The consequences of Brexit are also a major concern. Anderson, who specialises in EU law, hopes that “after we have left there will be ways for us to continue to participate in such things as Europol and, of crucial importance, the European Arrest Warrant,” but he is fearful of reduced influence. Praising the UK’s role in shaping EU-wide security policy, he notes that he “can’t see how we can be making the headway in this field any more: we shall have to take what others have negotiated.”
So does the risk of a terrorist attack on the EU increase after Brexit? Anderson pauses, before choosing his words with care. “The peoples of the European Union account for something like 7 per cent of the population of the world, and it is a dangerous and uncertain world,” he replies. “I would have thought that, as a matter of principle, we are safer to the extent that we can stand together. My concern would be, given the toxicity of other aspects of the negotiation, whether the terms of the divorce or free movement, that the necessary political focus is not directed to the security elements and we end up with something less than we need.”
It looks as though Anderson’s successor may face a harder task. Mindful of the suggestion that Brexit may be followed by withdrawal from the European Convention on Human Rights, Anderson notes that he “had the advantage of knowing that the human rights standards by which I have assessed our counter-terrorism laws are, broadly speaking, accepted,” but his successor cannot be completely sure. “Were that to change, the ability of governments to take us in unfortunate and even unpleasant directions could only increase.”
So as he prepares to hand in the keys to the secrets, knowing what he now knows, will David Anderson sleep easier?
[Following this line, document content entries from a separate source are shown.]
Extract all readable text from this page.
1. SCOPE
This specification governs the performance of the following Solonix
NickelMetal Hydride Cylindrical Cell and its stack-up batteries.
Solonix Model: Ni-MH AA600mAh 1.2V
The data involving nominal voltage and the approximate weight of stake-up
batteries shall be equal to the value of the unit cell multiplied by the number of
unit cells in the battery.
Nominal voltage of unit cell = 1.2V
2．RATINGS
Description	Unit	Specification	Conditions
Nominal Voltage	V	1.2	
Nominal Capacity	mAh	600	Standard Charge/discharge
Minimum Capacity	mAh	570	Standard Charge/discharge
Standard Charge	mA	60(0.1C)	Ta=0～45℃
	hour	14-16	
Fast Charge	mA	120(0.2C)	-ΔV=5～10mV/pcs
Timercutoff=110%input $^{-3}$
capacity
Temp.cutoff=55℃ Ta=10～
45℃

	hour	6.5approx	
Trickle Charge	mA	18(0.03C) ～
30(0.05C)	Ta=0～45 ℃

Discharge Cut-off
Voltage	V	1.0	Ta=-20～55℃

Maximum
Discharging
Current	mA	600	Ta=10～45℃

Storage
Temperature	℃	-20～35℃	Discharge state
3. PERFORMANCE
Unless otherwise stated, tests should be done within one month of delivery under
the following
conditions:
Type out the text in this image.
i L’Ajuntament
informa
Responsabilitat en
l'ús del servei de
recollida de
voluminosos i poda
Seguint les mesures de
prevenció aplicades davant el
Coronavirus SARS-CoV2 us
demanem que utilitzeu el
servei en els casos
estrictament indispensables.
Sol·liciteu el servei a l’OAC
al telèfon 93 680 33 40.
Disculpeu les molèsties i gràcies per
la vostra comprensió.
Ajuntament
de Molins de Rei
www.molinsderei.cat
This time the pause is even longer.
“The government is entirely justified in stating that there is a severe threat from terrorism,” comes the eventual response. “But the chances of any individual being caught up in a terrorist act are miniscule. Crime must be suppressed, but ideas need to be challenged. Thomas Jefferson had it right when he said we have nothing to fear from the demoralising reasoning of some, if others are left free to demonstrate their errors.”